The Z-score is often constructive throughout a bull market and detrimental throughout a bear market.
Let’s do not forget that this is only one indicator of whether or not now we have/haven’t entered right into a bull market.
Full Story
The supply article we based mostly this off is a mind bender: “The 2-year ‘Z-score’ for miner income from charges has turned constructive.”
Confused? Identical. Let’s dive in and make sense of all of it.
Transaction charges (aka fuel charges) in crypto are sort of like postage charges.
You’ll be able to pay for normal put up; or you’ll be able to pay for categorical transport to get your bundle delivered further shortly.
Transaction charges are relative to the transaction dimension and quantity of congestion on the community.

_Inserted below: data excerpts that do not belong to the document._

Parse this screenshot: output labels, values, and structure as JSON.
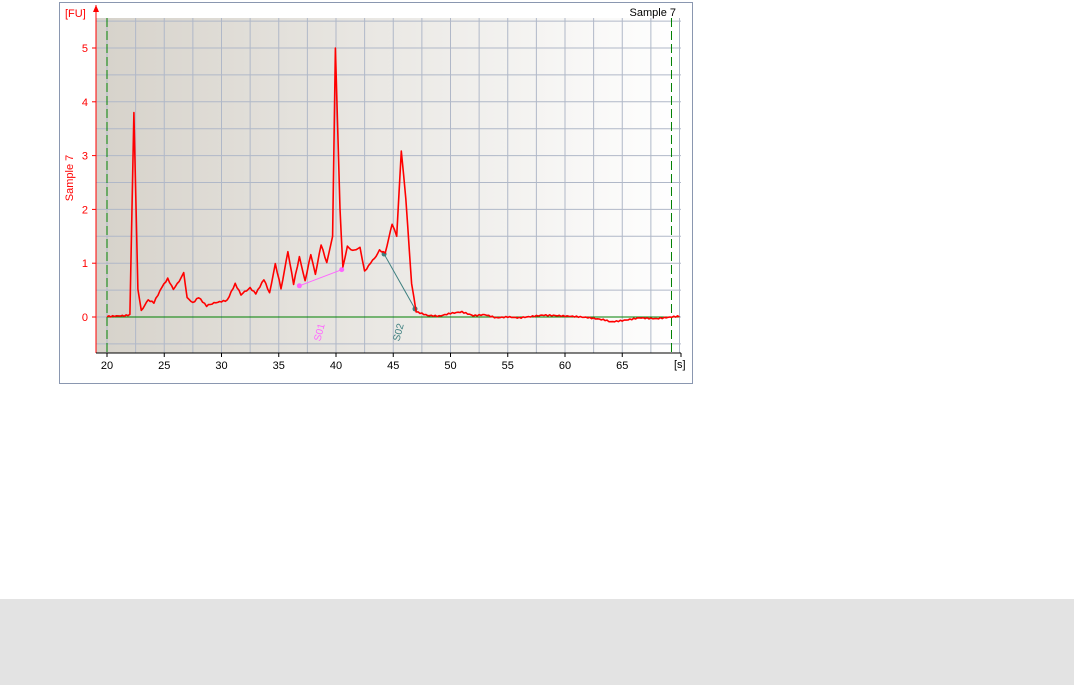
{
  "panel": {
    "sample_title": "Sample 7",
    "y_unit_label": "[FU]",
    "y_axis_title": "Sample 7",
    "x_unit_label": "[s]"
  },
  "colors": {
    "trace": "#ff0000",
    "marker_s01": "#ff66ff",
    "marker_s02": "#3d7f7f",
    "limit_line": "#008000",
    "grid": "#b0b8c8",
    "plot_bg_left": "#dcd8d0",
    "plot_bg_right": "#ffffff"
  },
  "chart_data": {
    "type": "line",
    "title": "Sample 7",
    "xlabel": "[s]",
    "ylabel": "Sample 7",
    "xlim": [
      20,
      70
    ],
    "ylim": [
      -0.6,
      5.5
    ],
    "x_ticks": [
      20,
      25,
      30,
      35,
      40,
      45,
      50,
      55,
      60,
      65
    ],
    "y_ticks": [
      0,
      1,
      2,
      3,
      4,
      5
    ],
    "grid": true,
    "series": [
      {
        "name": "Sample 7",
        "points": [
          [
            20.0,
            0.0
          ],
          [
            21.5,
            0.03
          ],
          [
            22.0,
            0.05
          ],
          [
            22.35,
            3.8
          ],
          [
            22.7,
            0.5
          ],
          [
            23.0,
            0.15
          ],
          [
            23.6,
            0.3
          ],
          [
            24.1,
            0.25
          ],
          [
            24.8,
            0.55
          ],
          [
            25.3,
            0.7
          ],
          [
            25.8,
            0.5
          ],
          [
            26.3,
            0.65
          ],
          [
            26.7,
            0.85
          ],
          [
            27.0,
            0.35
          ],
          [
            27.5,
            0.25
          ],
          [
            28.0,
            0.35
          ],
          [
            28.7,
            0.2
          ],
          [
            29.5,
            0.25
          ],
          [
            30.5,
            0.3
          ],
          [
            31.2,
            0.6
          ],
          [
            31.7,
            0.4
          ],
          [
            32.5,
            0.55
          ],
          [
            33.0,
            0.45
          ],
          [
            33.7,
            0.7
          ],
          [
            34.2,
            0.45
          ],
          [
            34.7,
            1.0
          ],
          [
            35.2,
            0.55
          ],
          [
            35.8,
            1.2
          ],
          [
            36.3,
            0.6
          ],
          [
            36.8,
            1.1
          ],
          [
            37.3,
            0.65
          ],
          [
            37.8,
            1.15
          ],
          [
            38.2,
            0.8
          ],
          [
            38.7,
            1.35
          ],
          [
            39.2,
            1.0
          ],
          [
            39.7,
            1.5
          ],
          [
            39.95,
            5.0
          ],
          [
            40.35,
            2.0
          ],
          [
            40.6,
            0.95
          ],
          [
            41.0,
            1.3
          ],
          [
            41.6,
            1.25
          ],
          [
            42.1,
            1.3
          ],
          [
            42.5,
            0.85
          ],
          [
            43.2,
            1.05
          ],
          [
            43.8,
            1.25
          ],
          [
            44.3,
            1.2
          ],
          [
            44.9,
            1.7
          ],
          [
            45.3,
            1.5
          ],
          [
            45.7,
            3.1
          ],
          [
            46.1,
            2.2
          ],
          [
            46.6,
            0.6
          ],
          [
            47.0,
            0.1
          ],
          [
            48.0,
            0.02
          ],
          [
            49.0,
            0.0
          ],
          [
            50.0,
            0.05
          ],
          [
            51.0,
            0.08
          ],
          [
            52.0,
            0.02
          ],
          [
            53.0,
            0.05
          ],
          [
            54.0,
            0.0
          ],
          [
            55.0,
            0.02
          ],
          [
            56.0,
            0.0
          ],
          [
            58.0,
            0.03
          ],
          [
            60.0,
            0.0
          ],
          [
            62.0,
            -0.02
          ],
          [
            63.5,
            -0.05
          ],
          [
            64.0,
            -0.08
          ],
          [
            65.0,
            -0.05
          ],
          [
            66.5,
            0.0
          ],
          [
            68.0,
            -0.03
          ],
          [
            70.0,
            0.0
          ]
        ]
      }
    ],
    "markers": [
      {
        "name": "S01",
        "points": [
          [
            36.8,
            0.58
          ],
          [
            40.5,
            0.88
          ]
        ]
      },
      {
        "name": "S02",
        "points": [
          [
            44.2,
            1.17
          ],
          [
            46.9,
            0.15
          ]
        ]
      }
    ],
    "limit_lines_x": [
      20.0,
      69.3
    ],
    "baseline_y": 0
  }
}
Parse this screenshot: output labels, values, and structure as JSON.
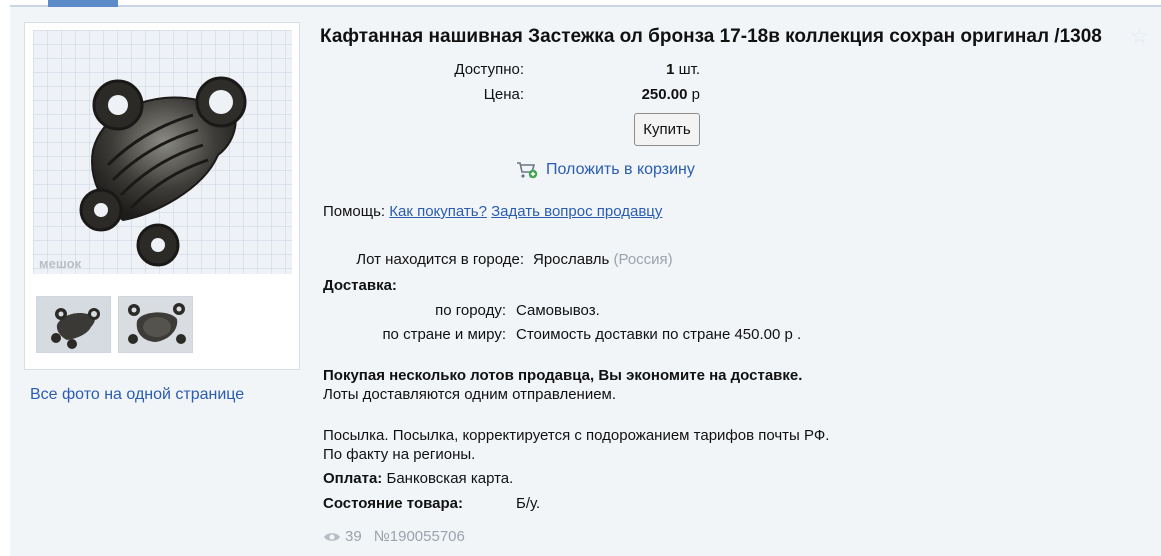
{
  "gallery": {
    "all_photos_link": "Все фото на одной странице",
    "watermark": "мешок"
  },
  "lot": {
    "title": "Кафтанная нашивная Застежка ол бронза 17-18в коллекция сохран оригинал /1308",
    "available_label": "Доступно:",
    "available_qty": "1",
    "available_unit": "шт.",
    "price_label": "Цена:",
    "price_value": "250.00",
    "price_currency": "р",
    "buy_button": "Купить",
    "cart_link": "Положить в корзину"
  },
  "help": {
    "label": "Помощь:",
    "how_to_buy": "Как покупать?",
    "ask_seller": "Задать вопрос продавцу"
  },
  "location": {
    "label": "Лот находится в городе:",
    "city": "Ярославль",
    "country": "(Россия)"
  },
  "delivery": {
    "heading": "Доставка:",
    "city_label": "по городу:",
    "city_value": "Самовывоз.",
    "country_label": "по стране и миру:",
    "country_value": "Стоимость доставки по стране 450.00 р ."
  },
  "notes": {
    "bold_line": "Покупая несколько лотов продавца, Вы экономите на доставке.",
    "line2": "Лоты доставляются одним отправлением.",
    "line3": "Посылка. Посылка, корректируется с подорожанием тарифов почты РФ.",
    "line4": "По факту на регионы."
  },
  "payment": {
    "label": "Оплата:",
    "value": "Банковская карта."
  },
  "condition": {
    "label": "Состояние товара:",
    "value": "Б/у."
  },
  "stats": {
    "views": "39",
    "lot_number": "№190055706"
  },
  "colors": {
    "link": "#2a5db0",
    "muted": "#9aa3ad",
    "panel_bg": "#f2f5f8"
  }
}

Just lately, there’s been a sudden spike in exercise on the BTC community, resulting in community congestion, and extra transactions ready to get verified.
Greater transactions/extra congestion = greater transaction charges.
(And extra folks prepared to pay for ‘categorical transport’).
Once more, from the article: “The Z-score measures the variety of normal deviations from the two-year imply price income.”
What which means, would not actually matter.
What it’s best to know is: the Z-score is often constructive throughout a bull market and detrimental throughout a bear market.
Extra of a visible particular person?